I was so absorbed with post-election stuff that I totally forgot today was the first Friday of the month, meaning it’s Jobs Report Day. And the news was pretty much what we’ve gotten used to this last year: strong net jobs growth with a steady if not dramatic downward pull on the official unemployment rate and a mixed picture of employment data under the hood. Here’s the take from the New York Times‘ Patricia Cohen:
Only days after many voters complained that the economy was getting worse, the latest government report on jobs, released Friday, provided fresh evidence that it was getting better. Employers added an estimated 214,000 jobs in October, the Labor Department found, and the official jobless rate, bolstered by a big rise in the number of people finding jobs, dropped to 5.8 percent, down sharply from 7.2 percent last October.
The increase, combined with a revision that showed 31,000 jobs were added to the numbers previously reported for August and September, puts the average monthly employment gain for the past six months at 235,000 — an indication, analysts said, that the economy’s progress was gaining momentum.

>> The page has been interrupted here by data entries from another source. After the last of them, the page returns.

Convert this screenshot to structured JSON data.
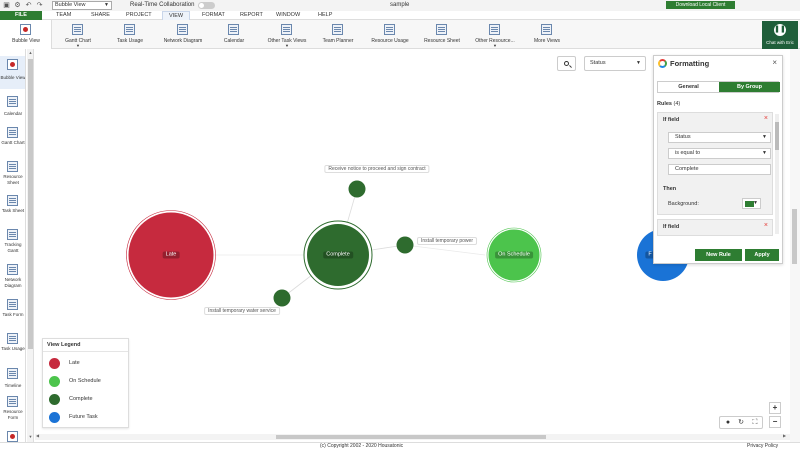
{
  "titlebar": {
    "view_name": "Bubble View",
    "rtc_label": "Real-Time Collaboration",
    "doc_title": "sample",
    "download_label": "Download Local Client"
  },
  "menu": {
    "file": "FILE",
    "items": [
      "TEAM",
      "SHARE",
      "PROJECT",
      "VIEW",
      "FORMAT",
      "REPORT",
      "WINDOW",
      "HELP"
    ],
    "active": "VIEW"
  },
  "ribbon": {
    "items": [
      {
        "label": "Bubble View",
        "dropdown": false
      },
      {
        "label": "Gantt Chart",
        "dropdown": true
      },
      {
        "label": "Task Usage",
        "dropdown": false
      },
      {
        "label": "Network Diagram",
        "dropdown": false
      },
      {
        "label": "Calendar",
        "dropdown": false
      },
      {
        "label": "Other Task Views",
        "dropdown": true
      },
      {
        "label": "Team Planner",
        "dropdown": false
      },
      {
        "label": "Resource Usage",
        "dropdown": false
      },
      {
        "label": "Resource Sheet",
        "dropdown": false
      },
      {
        "label": "Other Resource...",
        "dropdown": true
      },
      {
        "label": "More Views",
        "dropdown": false
      }
    ],
    "dropdown_glyph": "▼",
    "chat_label": "Chat with Eric"
  },
  "left_toolbar": {
    "items": [
      {
        "label": "Bubble View",
        "active": true
      },
      {
        "label": "Calendar"
      },
      {
        "label": "Gantt Chart"
      },
      {
        "label": "Resource Sheet"
      },
      {
        "label": "Task Sheet"
      },
      {
        "label": "Tracking Gantt"
      },
      {
        "label": "Network Diagram"
      },
      {
        "label": "Task Form"
      },
      {
        "label": "Task Usage"
      },
      {
        "label": "Timeline"
      },
      {
        "label": "Resource Form"
      }
    ]
  },
  "canvas": {
    "status_select": "Status",
    "bubbles": [
      {
        "label": "Late",
        "color": "#c62a3e"
      },
      {
        "label": "Complete",
        "color": "#2e6b2e"
      },
      {
        "label": "On Schedule",
        "color": "#4cc44c"
      },
      {
        "label": "F",
        "color": "#1a73d6"
      }
    ],
    "tasks": [
      {
        "label": "Receive notice to proceed and sign contract"
      },
      {
        "label": "Install temporary power"
      },
      {
        "label": "Install temporary water service"
      }
    ]
  },
  "legend": {
    "title": "View Legend",
    "items": [
      {
        "label": "Late",
        "color": "#c62a3e"
      },
      {
        "label": "On Schedule",
        "color": "#4cc44c"
      },
      {
        "label": "Complete",
        "color": "#2e6b2e"
      },
      {
        "label": "Future Task",
        "color": "#1a73d6"
      }
    ]
  },
  "formatting": {
    "title": "Formatting",
    "tab_general": "General",
    "tab_by_group": "By Group",
    "rules_label": "Rules",
    "rules_count": "(4)",
    "rule1": {
      "title": "If field",
      "field": "Status",
      "operator": "is equal to",
      "value": "Complete",
      "then": "Then",
      "background_label": "Background:",
      "background_color": "#2e7d32"
    },
    "rule2_title": "If field",
    "new_rule": "New Rule",
    "apply": "Apply"
  },
  "footer": {
    "copyright": "(c) Copyright 2002 - 2020 Housatonic",
    "privacy": "Privacy Policy"
  },
  "colors": {
    "brand_green": "#2e7d32",
    "late_red": "#c62a3e",
    "complete_green": "#2e6b2e",
    "schedule_green": "#4cc44c",
    "future_blue": "#1a73d6"
  }
}
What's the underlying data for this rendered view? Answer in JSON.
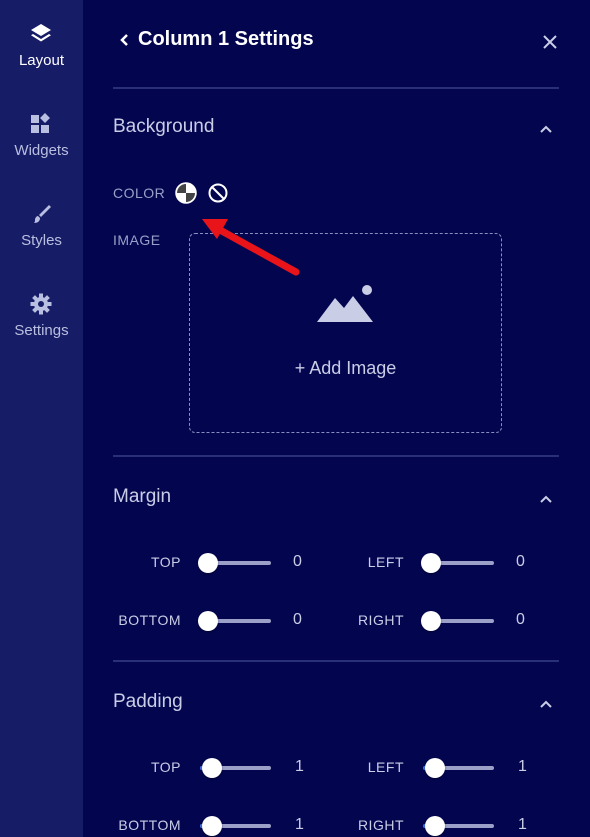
{
  "sidebar": {
    "items": [
      {
        "label": "Layout",
        "icon": "layers-icon",
        "active": true
      },
      {
        "label": "Widgets",
        "icon": "widgets-icon"
      },
      {
        "label": "Styles",
        "icon": "brush-icon"
      },
      {
        "label": "Settings",
        "icon": "gear-icon"
      }
    ]
  },
  "header": {
    "title": "Column 1 Settings"
  },
  "background": {
    "title": "Background",
    "color_label": "COLOR",
    "image_label": "IMAGE",
    "add_image": "+ Add Image"
  },
  "margin": {
    "title": "Margin",
    "top": {
      "label": "TOP",
      "value": "0"
    },
    "left": {
      "label": "LEFT",
      "value": "0"
    },
    "bottom": {
      "label": "BOTTOM",
      "value": "0"
    },
    "right": {
      "label": "RIGHT",
      "value": "0"
    }
  },
  "padding": {
    "title": "Padding",
    "top": {
      "label": "TOP",
      "value": "1"
    },
    "left": {
      "label": "LEFT",
      "value": "1"
    },
    "bottom": {
      "label": "BOTTOM",
      "value": "1"
    },
    "right": {
      "label": "RIGHT",
      "value": "1"
    }
  },
  "colors": {
    "sidebar_bg": "#171c66",
    "panel_bg": "#03064f",
    "annotation_arrow": "#e8141a",
    "slider_fill": "#3d6cf0"
  }
}
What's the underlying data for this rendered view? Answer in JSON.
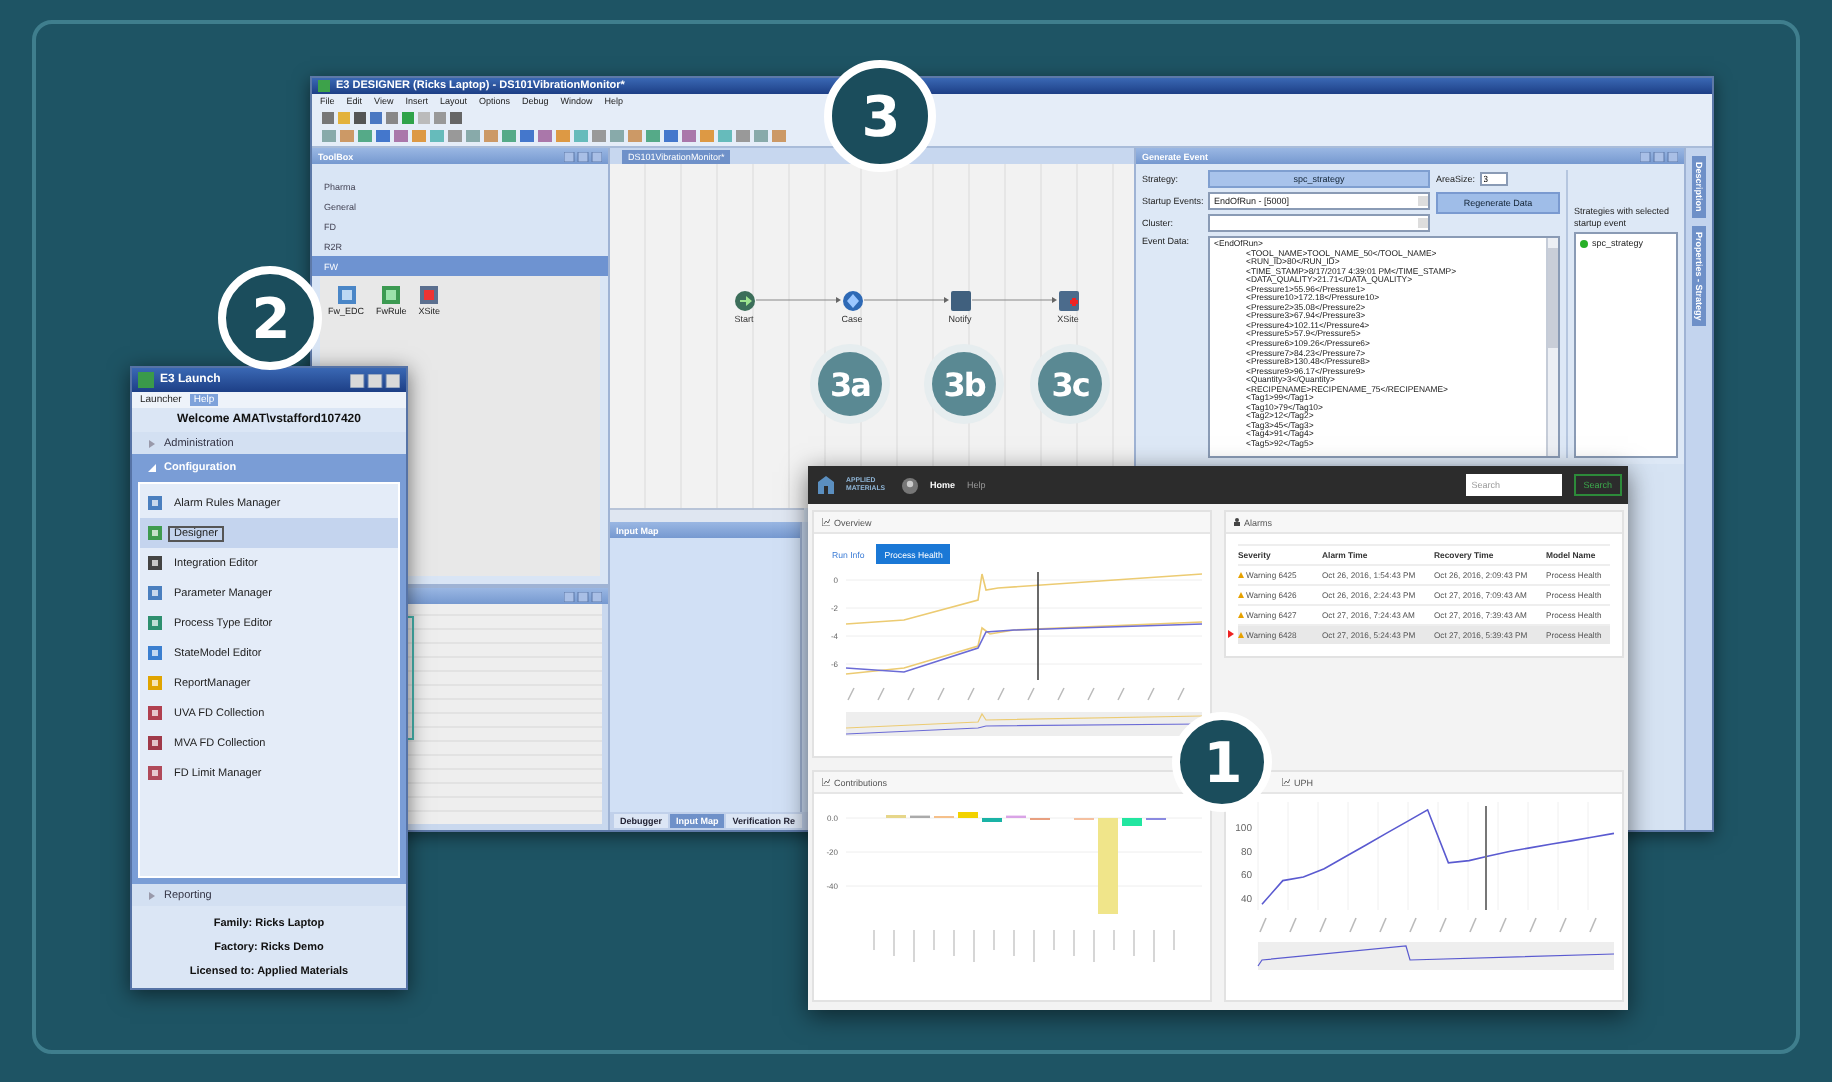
{
  "callouts": [
    {
      "label": "3",
      "kind": "major"
    },
    {
      "label": "3a",
      "kind": "minor"
    },
    {
      "label": "3b",
      "kind": "minor"
    },
    {
      "label": "3c",
      "kind": "minor"
    },
    {
      "label": "2",
      "kind": "major"
    },
    {
      "label": "1",
      "kind": "major"
    }
  ],
  "designer": {
    "title": "E3 DESIGNER (Ricks Laptop) - DS101VibrationMonitor*",
    "menu": [
      "File",
      "Edit",
      "View",
      "Insert",
      "Layout",
      "Options",
      "Debug",
      "Window",
      "Help"
    ],
    "toolbox": {
      "title": "ToolBox",
      "categories": [
        {
          "label": "Pharma",
          "selected": false
        },
        {
          "label": "General",
          "selected": false
        },
        {
          "label": "FD",
          "selected": false
        },
        {
          "label": "R2R",
          "selected": false
        },
        {
          "label": "FW",
          "selected": true
        }
      ],
      "tools": [
        "Fw_EDC",
        "FwRule",
        "XSite"
      ]
    },
    "canvas": {
      "tab": "DS101VibrationMonitor*",
      "nodes": [
        {
          "label": "Start",
          "kind": "start"
        },
        {
          "label": "Case",
          "kind": "case"
        },
        {
          "label": "Notify",
          "kind": "notify"
        },
        {
          "label": "XSite",
          "kind": "xsite"
        }
      ]
    },
    "generate_event": {
      "title": "Generate Event",
      "strategy_label": "Strategy:",
      "strategy": "spc_strategy",
      "startup_label": "Startup Events:",
      "startup_value": "EndOfRun - [5000]",
      "cluster_label": "Cluster:",
      "area_label": "AreaSize:",
      "area_value": "3",
      "regenerate": "Regenerate Data",
      "event_label": "Event Data:",
      "event_lines": [
        "<EndOfRun>",
        "<TOOL_NAME>TOOL_NAME_50</TOOL_NAME>",
        "<RUN_ID>80</RUN_ID>",
        "<TIME_STAMP>8/17/2017 4:39:01 PM</TIME_STAMP>",
        "<DATA_QUALITY>21.71</DATA_QUALITY>",
        "<Pressure1>55.96</Pressure1>",
        "<Pressure10>172.18</Pressure10>",
        "<Pressure2>35.08</Pressure2>",
        "<Pressure3>67.94</Pressure3>",
        "<Pressure4>102.11</Pressure4>",
        "<Pressure5>57.9</Pressure5>",
        "<Pressure6>109.26</Pressure6>",
        "<Pressure7>84.23</Pressure7>",
        "<Pressure8>130.48</Pressure8>",
        "<Pressure9>96.17</Pressure9>",
        "<Quantity>3</Quantity>",
        "<RECIPENAME>RECIPENAME_75</RECIPENAME>",
        "<Tag1>99</Tag1>",
        "<Tag10>79</Tag10>",
        "<Tag2>12</Tag2>",
        "<Tag3>45</Tag3>",
        "<Tag4>91</Tag4>",
        "<Tag5>92</Tag5>"
      ],
      "strategies_caption": "Strategies with selected startup event",
      "strategies": [
        "spc_strategy"
      ]
    },
    "side_tabs": [
      "Description",
      "Properties - Strategy"
    ],
    "input_map": {
      "title": "Input Map"
    },
    "bottom_tabs": [
      {
        "label": "Debugger",
        "selected": false
      },
      {
        "label": "Input Map",
        "selected": true
      },
      {
        "label": "Verification Re",
        "selected": false
      }
    ]
  },
  "launcher": {
    "title": "E3 Launch",
    "menu": [
      {
        "label": "Launcher",
        "selected": false
      },
      {
        "label": "Help",
        "selected": true
      }
    ],
    "welcome": "Welcome AMAT\\vstafford107420",
    "sections": [
      {
        "label": "Administration",
        "expanded": false
      },
      {
        "label": "Configuration",
        "expanded": true,
        "items": [
          {
            "label": "Alarm Rules Manager",
            "selected": false
          },
          {
            "label": "Designer",
            "selected": true
          },
          {
            "label": "Integration Editor",
            "selected": false
          },
          {
            "label": "Parameter Manager",
            "selected": false
          },
          {
            "label": "Process Type Editor",
            "selected": false
          },
          {
            "label": "StateModel Editor",
            "selected": false
          },
          {
            "label": "ReportManager",
            "selected": false
          },
          {
            "label": "UVA FD Collection",
            "selected": false
          },
          {
            "label": "MVA FD Collection",
            "selected": false
          },
          {
            "label": "FD Limit Manager",
            "selected": false
          }
        ]
      },
      {
        "label": "Reporting",
        "expanded": false
      }
    ],
    "footer": [
      "Family: Ricks Laptop",
      "Factory: Ricks Demo",
      "Licensed to: Applied Materials"
    ]
  },
  "dashboard": {
    "brand": "APPLIED MATERIALS",
    "nav": [
      {
        "label": "Home",
        "selected": true
      },
      {
        "label": "Help",
        "selected": false
      }
    ],
    "search": {
      "placeholder": "Search"
    },
    "search_button": "Search",
    "overview": {
      "title": "Overview",
      "tabs": [
        {
          "label": "Run Info",
          "selected": false
        },
        {
          "label": "Process Health",
          "selected": true
        }
      ],
      "y_ticks": [
        "0",
        "-2",
        "-4",
        "-6"
      ]
    },
    "alarms": {
      "title": "Alarms",
      "columns": [
        "Severity",
        "Alarm Time",
        "Recovery Time",
        "Model Name"
      ],
      "rows": [
        {
          "severity": "Warning 6425",
          "alarm_time": "Oct 26, 2016, 1:54:43 PM",
          "recovery_time": "Oct 26, 2016, 2:09:43 PM",
          "model": "Process Health",
          "selected": false
        },
        {
          "severity": "Warning 6426",
          "alarm_time": "Oct 26, 2016, 2:24:43 PM",
          "recovery_time": "Oct 27, 2016, 7:09:43 AM",
          "model": "Process Health",
          "selected": false
        },
        {
          "severity": "Warning 6427",
          "alarm_time": "Oct 27, 2016, 7:24:43 AM",
          "recovery_time": "Oct 27, 2016, 7:39:43 AM",
          "model": "Process Health",
          "selected": false
        },
        {
          "severity": "Warning 6428",
          "alarm_time": "Oct 27, 2016, 5:24:43 PM",
          "recovery_time": "Oct 27, 2016, 5:39:43 PM",
          "model": "Process Health",
          "selected": true
        }
      ]
    },
    "contributions": {
      "title": "Contributions",
      "y_ticks": [
        "0.0",
        "-20",
        "-40"
      ]
    },
    "uph": {
      "title": "UPH",
      "chart_data": {
        "type": "line",
        "categories": [
          null,
          null,
          null,
          null,
          null,
          null,
          null,
          null,
          null,
          null,
          null,
          null,
          null,
          null,
          null,
          null,
          null,
          null
        ],
        "series": [
          {
            "color": "#5a5ad0",
            "values": [
              35,
              55,
              58,
              65,
              75,
              85,
              95,
              105,
              115,
              70,
              72,
              76,
              80,
              83,
              86,
              89,
              92,
              95
            ]
          }
        ],
        "yticks": [
          {
            "value": 40,
            "label": "40"
          },
          {
            "value": 60,
            "label": "60"
          },
          {
            "value": 80,
            "label": "80"
          },
          {
            "value": 100,
            "label": "100"
          }
        ],
        "ylim": [
          30,
          120
        ]
      }
    }
  }
}
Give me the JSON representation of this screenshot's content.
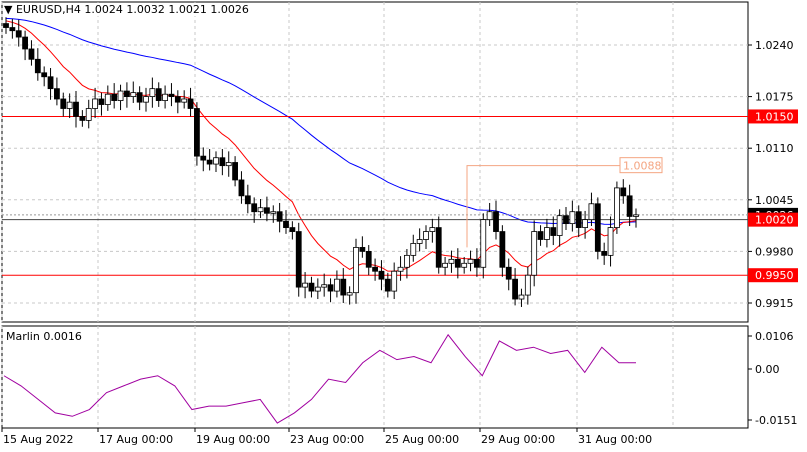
{
  "header": {
    "symbol": "EURUSD,H4",
    "open": "1.0024",
    "high": "1.0032",
    "low": "1.0021",
    "close": "1.0026"
  },
  "price_axis": [
    "1.0240",
    "1.0175",
    "1.0110",
    "1.0045",
    "0.9980",
    "0.9915"
  ],
  "price_axis_values": [
    1.024,
    1.0175,
    1.011,
    1.0045,
    0.998,
    0.9915
  ],
  "levels": [
    {
      "value": 1.015,
      "label": "1.0150",
      "color": "#ff0000"
    },
    {
      "value": 0.995,
      "label": "0.9950",
      "color": "#ff0000"
    },
    {
      "value": 1.002,
      "label": "1.0020",
      "color": "#ff0000"
    }
  ],
  "current_price": {
    "value": 1.0026,
    "label": "1.0026"
  },
  "annotation": {
    "value": 1.0088,
    "label": "1.0088",
    "color": "#f4a582"
  },
  "indicator": {
    "name": "Marlin",
    "value": "0.0016",
    "axis": [
      "0.0106",
      "0.00",
      "-0.0151"
    ],
    "axis_values": [
      0.0106,
      0,
      -0.0151
    ],
    "values": [
      -0.002,
      -0.005,
      -0.009,
      -0.013,
      -0.014,
      -0.012,
      -0.007,
      -0.005,
      -0.003,
      -0.002,
      -0.005,
      -0.012,
      -0.011,
      -0.011,
      -0.01,
      -0.009,
      -0.016,
      -0.013,
      -0.009,
      -0.003,
      -0.004,
      0.002,
      0.006,
      0.003,
      0.004,
      0.002,
      0.011,
      0.004,
      -0.002,
      0.009,
      0.006,
      0.007,
      0.005,
      0.006,
      -0.001,
      0.007,
      0.002,
      0.002
    ]
  },
  "time_axis": [
    "15 Aug 2022",
    "17 Aug 00:00",
    "19 Aug 00:00",
    "23 Aug 00:00",
    "25 Aug 00:00",
    "29 Aug 00:00",
    "31 Aug 00:00"
  ],
  "closes_pips": [
    262,
    258,
    250,
    235,
    222,
    205,
    200,
    185,
    172,
    160,
    168,
    150,
    145,
    160,
    172,
    165,
    178,
    170,
    182,
    175,
    180,
    168,
    175,
    185,
    170,
    178,
    175,
    168,
    172,
    160,
    100,
    95,
    90,
    98,
    88,
    92,
    70,
    50,
    40,
    30,
    35,
    28,
    30,
    18,
    10,
    5,
    -65,
    -60,
    -70,
    -65,
    -62,
    -70,
    -55,
    -75,
    -72,
    -15,
    -20,
    -40,
    -45,
    -55,
    -70,
    -45,
    -40,
    -25,
    -10,
    -5,
    5,
    10,
    -40,
    -35,
    -30,
    -40,
    -35,
    -30,
    -40,
    20,
    30,
    5,
    -40,
    -55,
    -80,
    -75,
    -50,
    5,
    -5,
    10,
    0,
    25,
    15,
    30,
    10,
    20,
    40,
    -20,
    -25,
    10,
    60,
    50,
    24,
    26
  ],
  "colors": {
    "bg": "#ffffff",
    "grid": "#c8c8c8",
    "bull": "#ffffff",
    "bear": "#000000",
    "fast_ma": "#ff0000",
    "slow_ma": "#0000ff",
    "osc": "#a000a0"
  }
}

A range of other job measures all improved. More than 683,000 people reported that they found a job last month, according to a separate survey by the Labor Department. And the number of people walking away from the labor market has halted, while the average number of hours worked ticked up.
But as always, there’s the big shadow on even the sunniest jobs reports:
The primary disappointment was the lack of wage growth. Hourly average earnings have remained stuck, rising only 0.1 percent in October, on the heels of no gain in September. For the year, wage gains are up just 2 percent, barely ahead of the pace of inflation. That lack of progress is likely to cause the Federal Reserve to move cautiously before raising interest rates from their near-zero level.
It’s why we need to get deadly serious about a wage-growth agenda, as laid out so admirably by Alan Blinder in the new issue of The Washington Monthly.